Part 4. Practical Limitations of AI

Where do current AI systems fail?

Current approaches to AI rely on knowing all that is needed to know about the environment and programming in acceptable responses for all possibilities. These approaches are unable to respond correctly when they are unable to get all of the data they expect or if they encounter a stimulus they do not have a programmed response for. The problem is compounded when both conditions occur.

How can we be sure an AI will do what we want it to do versus something we absolutely do NOT want it to do?

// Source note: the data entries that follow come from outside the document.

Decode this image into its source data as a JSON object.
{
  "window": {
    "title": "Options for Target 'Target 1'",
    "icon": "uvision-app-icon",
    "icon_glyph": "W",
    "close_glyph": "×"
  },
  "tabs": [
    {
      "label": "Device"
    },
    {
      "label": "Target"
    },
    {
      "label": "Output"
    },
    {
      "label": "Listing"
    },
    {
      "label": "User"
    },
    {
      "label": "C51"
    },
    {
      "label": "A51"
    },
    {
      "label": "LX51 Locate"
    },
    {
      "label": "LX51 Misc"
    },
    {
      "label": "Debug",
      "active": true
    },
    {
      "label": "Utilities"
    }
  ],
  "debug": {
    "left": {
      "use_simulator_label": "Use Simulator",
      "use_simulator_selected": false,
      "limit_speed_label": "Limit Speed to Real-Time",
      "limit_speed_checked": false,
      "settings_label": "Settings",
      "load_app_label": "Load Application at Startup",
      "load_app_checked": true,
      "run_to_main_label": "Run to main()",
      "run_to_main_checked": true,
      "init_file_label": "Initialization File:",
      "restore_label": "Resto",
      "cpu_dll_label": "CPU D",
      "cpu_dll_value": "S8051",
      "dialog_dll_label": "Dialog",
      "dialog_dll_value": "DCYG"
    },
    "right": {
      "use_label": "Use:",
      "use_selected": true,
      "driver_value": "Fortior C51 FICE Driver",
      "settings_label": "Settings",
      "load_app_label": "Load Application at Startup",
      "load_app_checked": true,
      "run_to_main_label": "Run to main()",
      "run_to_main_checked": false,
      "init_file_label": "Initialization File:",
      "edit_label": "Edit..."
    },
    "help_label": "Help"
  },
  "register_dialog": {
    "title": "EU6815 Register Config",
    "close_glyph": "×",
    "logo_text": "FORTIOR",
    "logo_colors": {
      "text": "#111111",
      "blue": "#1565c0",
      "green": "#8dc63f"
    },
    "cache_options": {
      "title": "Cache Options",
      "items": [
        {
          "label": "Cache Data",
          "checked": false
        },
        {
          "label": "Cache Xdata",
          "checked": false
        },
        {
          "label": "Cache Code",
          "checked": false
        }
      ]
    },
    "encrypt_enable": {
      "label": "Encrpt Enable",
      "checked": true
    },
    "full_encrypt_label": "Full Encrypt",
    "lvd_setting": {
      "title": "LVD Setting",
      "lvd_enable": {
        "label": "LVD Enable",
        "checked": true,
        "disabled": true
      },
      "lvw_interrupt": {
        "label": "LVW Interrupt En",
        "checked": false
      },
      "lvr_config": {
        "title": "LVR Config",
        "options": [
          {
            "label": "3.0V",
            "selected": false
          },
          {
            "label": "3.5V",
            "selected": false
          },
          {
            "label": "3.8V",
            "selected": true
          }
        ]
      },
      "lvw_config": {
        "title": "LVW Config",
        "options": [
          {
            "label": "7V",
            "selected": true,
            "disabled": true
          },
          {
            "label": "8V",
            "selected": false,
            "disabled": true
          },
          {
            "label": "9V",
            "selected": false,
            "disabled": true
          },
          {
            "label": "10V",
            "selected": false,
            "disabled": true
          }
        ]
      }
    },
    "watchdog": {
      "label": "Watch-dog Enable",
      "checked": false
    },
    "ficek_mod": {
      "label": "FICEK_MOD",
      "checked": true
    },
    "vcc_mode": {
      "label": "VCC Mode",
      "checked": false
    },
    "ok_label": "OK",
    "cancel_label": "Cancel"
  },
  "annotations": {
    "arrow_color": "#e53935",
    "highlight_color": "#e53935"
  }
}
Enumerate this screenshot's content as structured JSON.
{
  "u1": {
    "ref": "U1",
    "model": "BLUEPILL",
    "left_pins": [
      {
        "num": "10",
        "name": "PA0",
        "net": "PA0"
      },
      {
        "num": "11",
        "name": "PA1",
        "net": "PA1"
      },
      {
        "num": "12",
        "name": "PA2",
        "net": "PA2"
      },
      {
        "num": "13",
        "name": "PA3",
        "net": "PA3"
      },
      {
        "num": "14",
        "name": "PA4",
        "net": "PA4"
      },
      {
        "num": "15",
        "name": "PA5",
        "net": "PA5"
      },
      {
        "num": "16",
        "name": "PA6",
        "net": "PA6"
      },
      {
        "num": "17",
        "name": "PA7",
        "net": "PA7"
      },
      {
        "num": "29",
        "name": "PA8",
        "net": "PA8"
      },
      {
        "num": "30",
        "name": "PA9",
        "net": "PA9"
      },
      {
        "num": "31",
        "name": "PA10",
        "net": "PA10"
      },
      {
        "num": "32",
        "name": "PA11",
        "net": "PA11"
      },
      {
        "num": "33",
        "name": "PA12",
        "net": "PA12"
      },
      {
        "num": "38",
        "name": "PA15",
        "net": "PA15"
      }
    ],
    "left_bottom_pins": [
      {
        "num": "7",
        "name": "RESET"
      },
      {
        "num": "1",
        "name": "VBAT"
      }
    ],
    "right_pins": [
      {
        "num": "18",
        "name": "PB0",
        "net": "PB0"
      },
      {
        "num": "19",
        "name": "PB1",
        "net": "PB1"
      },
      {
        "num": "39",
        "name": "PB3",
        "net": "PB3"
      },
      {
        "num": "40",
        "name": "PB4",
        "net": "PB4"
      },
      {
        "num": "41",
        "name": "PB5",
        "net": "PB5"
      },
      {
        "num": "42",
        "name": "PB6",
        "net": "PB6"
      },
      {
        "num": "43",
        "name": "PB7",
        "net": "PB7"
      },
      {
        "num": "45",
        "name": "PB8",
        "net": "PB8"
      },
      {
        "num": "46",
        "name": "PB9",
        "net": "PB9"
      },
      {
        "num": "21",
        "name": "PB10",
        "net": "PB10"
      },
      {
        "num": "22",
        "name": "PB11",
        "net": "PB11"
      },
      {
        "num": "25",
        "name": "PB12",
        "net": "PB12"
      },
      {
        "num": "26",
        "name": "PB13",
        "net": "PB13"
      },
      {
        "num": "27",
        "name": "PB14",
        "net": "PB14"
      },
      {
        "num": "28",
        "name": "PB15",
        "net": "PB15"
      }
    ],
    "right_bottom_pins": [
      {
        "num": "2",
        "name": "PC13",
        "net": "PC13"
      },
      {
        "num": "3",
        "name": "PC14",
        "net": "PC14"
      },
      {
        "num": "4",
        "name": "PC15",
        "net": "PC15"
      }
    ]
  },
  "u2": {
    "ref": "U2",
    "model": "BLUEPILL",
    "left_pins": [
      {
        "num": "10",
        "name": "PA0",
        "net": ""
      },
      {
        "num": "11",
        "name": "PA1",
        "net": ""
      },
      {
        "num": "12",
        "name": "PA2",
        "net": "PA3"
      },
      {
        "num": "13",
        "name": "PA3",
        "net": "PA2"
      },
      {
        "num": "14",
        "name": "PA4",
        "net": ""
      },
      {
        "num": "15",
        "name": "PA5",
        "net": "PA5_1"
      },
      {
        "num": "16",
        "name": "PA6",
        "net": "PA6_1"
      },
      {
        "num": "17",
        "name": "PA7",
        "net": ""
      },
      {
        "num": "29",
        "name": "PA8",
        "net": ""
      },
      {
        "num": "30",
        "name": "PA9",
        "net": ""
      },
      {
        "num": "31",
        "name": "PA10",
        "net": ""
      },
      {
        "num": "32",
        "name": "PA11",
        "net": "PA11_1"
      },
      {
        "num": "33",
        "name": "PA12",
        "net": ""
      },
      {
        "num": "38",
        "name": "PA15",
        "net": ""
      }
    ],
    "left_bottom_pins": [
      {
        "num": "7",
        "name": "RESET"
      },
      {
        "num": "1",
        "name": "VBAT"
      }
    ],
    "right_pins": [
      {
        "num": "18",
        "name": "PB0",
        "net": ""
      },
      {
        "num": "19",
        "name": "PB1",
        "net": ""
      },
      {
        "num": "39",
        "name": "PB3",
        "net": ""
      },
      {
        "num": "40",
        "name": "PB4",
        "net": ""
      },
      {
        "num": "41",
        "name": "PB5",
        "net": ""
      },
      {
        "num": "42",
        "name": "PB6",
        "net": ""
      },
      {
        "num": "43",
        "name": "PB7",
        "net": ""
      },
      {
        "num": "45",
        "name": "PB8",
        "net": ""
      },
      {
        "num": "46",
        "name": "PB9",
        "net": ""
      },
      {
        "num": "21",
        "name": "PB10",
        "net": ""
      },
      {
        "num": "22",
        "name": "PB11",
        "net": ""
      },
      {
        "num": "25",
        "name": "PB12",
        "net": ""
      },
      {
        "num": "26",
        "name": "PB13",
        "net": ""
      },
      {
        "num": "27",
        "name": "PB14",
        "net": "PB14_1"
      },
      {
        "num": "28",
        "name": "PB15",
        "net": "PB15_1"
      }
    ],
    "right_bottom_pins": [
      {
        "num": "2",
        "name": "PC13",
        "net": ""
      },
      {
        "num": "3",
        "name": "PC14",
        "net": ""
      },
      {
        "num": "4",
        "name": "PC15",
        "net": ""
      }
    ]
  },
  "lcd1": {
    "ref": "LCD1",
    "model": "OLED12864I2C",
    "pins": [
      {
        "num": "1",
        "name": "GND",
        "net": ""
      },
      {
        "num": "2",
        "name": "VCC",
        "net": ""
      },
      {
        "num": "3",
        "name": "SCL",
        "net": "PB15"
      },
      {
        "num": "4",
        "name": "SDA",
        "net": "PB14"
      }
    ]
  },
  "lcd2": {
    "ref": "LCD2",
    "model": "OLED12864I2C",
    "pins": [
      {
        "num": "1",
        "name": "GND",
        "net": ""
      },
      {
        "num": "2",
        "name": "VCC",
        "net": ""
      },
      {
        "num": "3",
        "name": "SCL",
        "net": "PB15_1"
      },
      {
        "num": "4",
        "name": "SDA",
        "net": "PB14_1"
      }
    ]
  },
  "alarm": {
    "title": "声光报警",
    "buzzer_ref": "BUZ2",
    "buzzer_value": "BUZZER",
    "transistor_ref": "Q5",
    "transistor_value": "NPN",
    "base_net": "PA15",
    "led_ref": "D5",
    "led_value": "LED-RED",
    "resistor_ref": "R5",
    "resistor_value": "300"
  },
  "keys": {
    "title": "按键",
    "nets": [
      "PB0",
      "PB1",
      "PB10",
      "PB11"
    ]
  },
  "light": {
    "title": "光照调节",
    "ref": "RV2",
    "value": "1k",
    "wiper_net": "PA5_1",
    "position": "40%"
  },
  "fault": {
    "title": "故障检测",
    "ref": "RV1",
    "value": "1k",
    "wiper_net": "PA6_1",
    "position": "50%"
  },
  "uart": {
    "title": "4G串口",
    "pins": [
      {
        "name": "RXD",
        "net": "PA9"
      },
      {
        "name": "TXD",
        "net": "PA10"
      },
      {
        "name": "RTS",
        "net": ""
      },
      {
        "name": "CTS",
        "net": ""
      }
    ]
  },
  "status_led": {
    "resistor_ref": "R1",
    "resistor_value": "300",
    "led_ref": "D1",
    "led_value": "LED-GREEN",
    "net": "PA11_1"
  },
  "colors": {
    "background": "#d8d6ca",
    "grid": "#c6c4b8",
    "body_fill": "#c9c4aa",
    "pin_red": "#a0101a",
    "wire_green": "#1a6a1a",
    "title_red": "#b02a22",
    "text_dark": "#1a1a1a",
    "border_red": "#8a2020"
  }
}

A significant challenge faced when using AI to perform tasks is the problem of validation and verification of that AI’s performance. Any AI is programmed to generate an internal representation (its meaning), and that representation has to capture all aspects of what delineates acceptable and unacceptable behavior to be confident it will only do what it is supposed to do. It is impossible to test an AI under all possible operating conditions; it will not be known when it will fail or perform unacceptably. The same issues are faced with human agents. The Air Force goes to great lengths to train its Airmen to do tasks and cannot possibly test them on all the operating conditions they will face. Training is continually refined based on feedback on performances of those Airmen doing their jobs. The same will have to be done with AIs. There is the additional challenge/advantage in that the meaning of a given stimulus can be programmed into the AI and therefore tested against.